The air was littered, an hour or so,
With bits of gingham and calico,
While the old Dutch clock in the chimney-place
Up with its hands before its face,
For it always dreaded a family row!
(Now mind: I ‘m only telling you
What the old Dutch clock declares is true!
)

The Chinese plate looked very blue,
And wailed, “Oh, dear! what shall we do!”
But the gingham dog and the calico cat
Wallowed this way and tumbled that,
Employing every tooth and claw
In the awfullest way you ever saw—
And, oh! how the gingham and calico flew!
(Don’t fancy I exaggerate—
I got my news from the Chinese plate!
)

Next morning, where the two had sat
They found no trace of dog or cat;
And some folks think unto this day
That burglars stole that pair away!
But the truth about the cat and pup
Is this: they ate each other up!
Now what do you really think of that!
(The old Dutch clock it told me so,
And that is how I came to know.
)

–Eugene Field

cats and Dogs 2

It’s Poetry Friday, by the way. Click here to head over to Linda Baie’s blog, TeacherDance, to see what people are posting.

 

 

17 responses to “Like Cats and Dogs

  1. Julie, so lovely to see you today! “The Chinese plate looked very blue” might be my favorite line of this poem. 🙂 🙂 🙂 Thank you for sharing. And yes, I feel you on the how-fast-time-passes sentiment. xo

    • Yes, Irene, I love that blue Chinese plate, and I have a fragment of one (found on the beach!) on a shelf in my kitchen. Congratulations on your new book with Charles!

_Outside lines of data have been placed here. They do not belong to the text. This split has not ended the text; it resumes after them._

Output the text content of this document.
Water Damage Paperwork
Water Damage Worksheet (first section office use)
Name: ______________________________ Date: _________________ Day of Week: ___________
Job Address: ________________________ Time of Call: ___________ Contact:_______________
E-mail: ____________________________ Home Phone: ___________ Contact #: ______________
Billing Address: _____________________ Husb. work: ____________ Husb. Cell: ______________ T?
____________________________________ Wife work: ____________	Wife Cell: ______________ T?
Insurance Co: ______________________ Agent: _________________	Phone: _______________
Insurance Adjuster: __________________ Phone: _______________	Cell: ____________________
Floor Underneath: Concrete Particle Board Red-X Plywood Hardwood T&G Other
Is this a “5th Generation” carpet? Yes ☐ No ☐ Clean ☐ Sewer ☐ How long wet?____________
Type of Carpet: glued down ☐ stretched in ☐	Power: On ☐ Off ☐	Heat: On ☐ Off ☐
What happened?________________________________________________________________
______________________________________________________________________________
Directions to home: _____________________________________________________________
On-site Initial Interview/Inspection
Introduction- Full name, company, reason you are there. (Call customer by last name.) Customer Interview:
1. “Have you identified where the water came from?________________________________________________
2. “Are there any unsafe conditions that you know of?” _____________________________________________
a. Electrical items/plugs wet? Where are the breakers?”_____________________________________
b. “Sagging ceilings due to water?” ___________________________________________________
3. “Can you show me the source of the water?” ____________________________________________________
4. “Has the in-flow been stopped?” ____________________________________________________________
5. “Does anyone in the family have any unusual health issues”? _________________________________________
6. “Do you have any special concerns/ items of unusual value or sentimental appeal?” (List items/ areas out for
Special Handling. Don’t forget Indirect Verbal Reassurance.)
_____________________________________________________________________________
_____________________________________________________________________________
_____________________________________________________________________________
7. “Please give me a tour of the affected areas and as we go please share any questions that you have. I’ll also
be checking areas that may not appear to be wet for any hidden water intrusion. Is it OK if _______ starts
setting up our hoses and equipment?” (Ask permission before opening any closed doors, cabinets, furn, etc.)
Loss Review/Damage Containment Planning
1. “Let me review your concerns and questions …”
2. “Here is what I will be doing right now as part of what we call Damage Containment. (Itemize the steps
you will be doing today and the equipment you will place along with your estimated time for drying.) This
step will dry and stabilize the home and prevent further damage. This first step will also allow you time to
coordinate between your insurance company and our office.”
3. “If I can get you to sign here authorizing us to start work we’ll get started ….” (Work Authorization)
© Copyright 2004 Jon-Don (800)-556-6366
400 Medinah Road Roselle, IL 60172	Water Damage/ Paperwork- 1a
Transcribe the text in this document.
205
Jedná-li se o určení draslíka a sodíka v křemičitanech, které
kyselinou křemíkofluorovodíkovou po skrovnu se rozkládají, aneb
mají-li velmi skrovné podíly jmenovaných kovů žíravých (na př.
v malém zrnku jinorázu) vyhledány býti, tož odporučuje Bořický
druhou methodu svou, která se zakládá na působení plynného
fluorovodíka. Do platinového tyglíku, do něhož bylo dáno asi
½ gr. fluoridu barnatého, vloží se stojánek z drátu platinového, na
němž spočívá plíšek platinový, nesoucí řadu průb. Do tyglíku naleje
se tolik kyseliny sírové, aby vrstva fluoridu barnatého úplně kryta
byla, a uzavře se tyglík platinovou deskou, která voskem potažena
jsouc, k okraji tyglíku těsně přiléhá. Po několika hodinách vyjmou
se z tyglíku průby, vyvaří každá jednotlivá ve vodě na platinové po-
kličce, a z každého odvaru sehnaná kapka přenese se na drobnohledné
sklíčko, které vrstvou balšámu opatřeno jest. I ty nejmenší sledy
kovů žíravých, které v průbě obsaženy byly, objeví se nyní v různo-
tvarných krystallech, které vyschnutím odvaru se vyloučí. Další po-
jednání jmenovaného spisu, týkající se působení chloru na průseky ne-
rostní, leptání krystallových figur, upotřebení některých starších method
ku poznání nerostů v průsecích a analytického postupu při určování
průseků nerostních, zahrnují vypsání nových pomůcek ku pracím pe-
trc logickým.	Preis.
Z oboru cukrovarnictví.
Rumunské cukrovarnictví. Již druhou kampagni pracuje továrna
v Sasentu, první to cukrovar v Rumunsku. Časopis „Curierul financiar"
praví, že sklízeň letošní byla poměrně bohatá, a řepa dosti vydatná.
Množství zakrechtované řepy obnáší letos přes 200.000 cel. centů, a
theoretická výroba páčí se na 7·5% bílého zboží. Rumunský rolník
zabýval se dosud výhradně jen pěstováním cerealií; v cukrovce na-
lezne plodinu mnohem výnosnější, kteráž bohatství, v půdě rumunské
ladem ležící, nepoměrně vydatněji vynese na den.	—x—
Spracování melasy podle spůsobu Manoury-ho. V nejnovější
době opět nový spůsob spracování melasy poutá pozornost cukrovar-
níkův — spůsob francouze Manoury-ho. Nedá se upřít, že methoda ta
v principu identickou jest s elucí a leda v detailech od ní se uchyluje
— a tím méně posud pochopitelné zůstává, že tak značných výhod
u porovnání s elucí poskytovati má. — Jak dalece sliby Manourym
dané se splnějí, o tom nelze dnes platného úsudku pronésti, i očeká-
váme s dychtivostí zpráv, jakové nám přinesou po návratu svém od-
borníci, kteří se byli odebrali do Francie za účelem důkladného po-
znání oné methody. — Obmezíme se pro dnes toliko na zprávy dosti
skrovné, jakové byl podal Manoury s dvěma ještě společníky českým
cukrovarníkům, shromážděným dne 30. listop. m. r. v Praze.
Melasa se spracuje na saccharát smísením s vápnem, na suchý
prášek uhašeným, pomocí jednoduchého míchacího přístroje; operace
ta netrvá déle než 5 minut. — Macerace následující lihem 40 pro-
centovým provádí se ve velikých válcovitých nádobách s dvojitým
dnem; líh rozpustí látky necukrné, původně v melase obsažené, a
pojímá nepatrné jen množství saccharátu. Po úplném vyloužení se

  2. love that last, hopeful photo.

  3. Christina Albetta

    The poem has been a part of my childhood memory since I learned and memorised it in the second grade. Interesting to think of it in the context you’ve written about. Thanks.

  4. Sometimes at the used bookstore where I volunteer, All I Really Need to Know… comes in the donations, & zips right out again. I’m glad its message is still making its way to people. I love this poem by Eugene Field, read it to my first graders long ago, talking about disagreements then, but now I had not connected it to today’s world. It fits, sadly, but I am hopeful we won’t ‘eat each other up’! Love that you connected to Poetry Friday today, Julie!

  5. I remember my father reading that poem to us when I was a kid. It’s lesson was loud and clear. How fun to see it again!

    • My mom read it to me, Bonny. It worried me then and worries me now, but, as Linda says above, we’ll keep hoping that this time around they won’ eat each other up…..

  6. This poem feels timely, yet strangely, like your photograph, not really all there is to it. I think dogs and cats actually learn to get along well. The ones we had were great pals who played hide and scare with each other all the time.

  7. I, too learned that Eugene Field poem in third grade. I had a small bath towel imprinted with the pink gingham cat and the blue calico dog which was my favorite, until it became an actual thin rag. Maybe there are too many cats and dogs taking over in our world while the birds and insects and large plant-eating mammals are going extinct? Maybe it really is raining cats and dogs?

  8. I’m experiencing towel-envy, Gretchen – how cute!

  9. What a marvelous poem Julie–I haven’t read it for a long time and love it, thanks for sharing it, and that pair at the end are adorable. Bullies, what a sad waste of time and energy, there’re too many other important things to do in life.